Odpowiedni projekt autorstwa Masiulisa został zarejestrowany w Sejmie. Proponuje się, aby początkowo listę leków, które będzie można nabyć w sklepie, ma zatwierdzić Ministerstwo Zdrowia. Ministerstwo powinno też zatwierdzić, jakie warunki ma spełniać sklep, aby móc handlować lekarstwami.
„Sądzimy, że leki sprzedawane bez recepty muszą być łatwo dostępne dla mieszkańców. Nie we wszystkich wiejskich miejscowościach są apteki. Nie we wszystkich miastach i miasteczkach apteki działają po godzinach pracy. Jeśli człowiek nie przechowuje leków w domu, to czasami bardzo ciężko dostać zwykłego leku od przeziębienia lub od bólu głowy.
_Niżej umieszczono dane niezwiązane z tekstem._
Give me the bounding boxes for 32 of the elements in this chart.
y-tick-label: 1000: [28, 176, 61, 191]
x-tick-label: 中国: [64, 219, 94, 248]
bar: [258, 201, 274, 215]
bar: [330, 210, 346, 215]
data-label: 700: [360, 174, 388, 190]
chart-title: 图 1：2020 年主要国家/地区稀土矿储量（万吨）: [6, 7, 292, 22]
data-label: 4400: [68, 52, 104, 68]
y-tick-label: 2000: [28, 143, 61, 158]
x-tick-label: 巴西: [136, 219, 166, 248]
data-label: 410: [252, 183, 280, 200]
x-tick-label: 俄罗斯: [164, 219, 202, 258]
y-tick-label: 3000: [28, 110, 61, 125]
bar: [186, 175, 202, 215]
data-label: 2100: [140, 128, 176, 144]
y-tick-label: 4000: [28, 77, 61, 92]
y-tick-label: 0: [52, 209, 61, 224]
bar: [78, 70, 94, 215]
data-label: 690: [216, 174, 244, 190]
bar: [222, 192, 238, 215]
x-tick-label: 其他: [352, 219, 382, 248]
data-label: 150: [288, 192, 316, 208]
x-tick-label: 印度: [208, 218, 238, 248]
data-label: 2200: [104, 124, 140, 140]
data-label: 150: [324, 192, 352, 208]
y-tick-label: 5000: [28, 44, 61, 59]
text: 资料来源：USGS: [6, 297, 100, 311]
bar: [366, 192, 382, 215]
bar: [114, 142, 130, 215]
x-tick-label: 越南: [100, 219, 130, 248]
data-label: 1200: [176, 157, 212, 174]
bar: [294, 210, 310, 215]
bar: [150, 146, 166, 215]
Zmiany będą przychylne wobec mieszkańców i zwiększą konkurencyjność w tym sektorze” - uargumentował swój pogląd Eligijus Masiulis.
Obecnie w Unii Europejskiej leki w sklepie można kupić w tych krajach, jak Włochy, Portugalia, Szwecja, Dania, Holandia, Wielka Brytania, Polska, Niemcy oraz Węgry.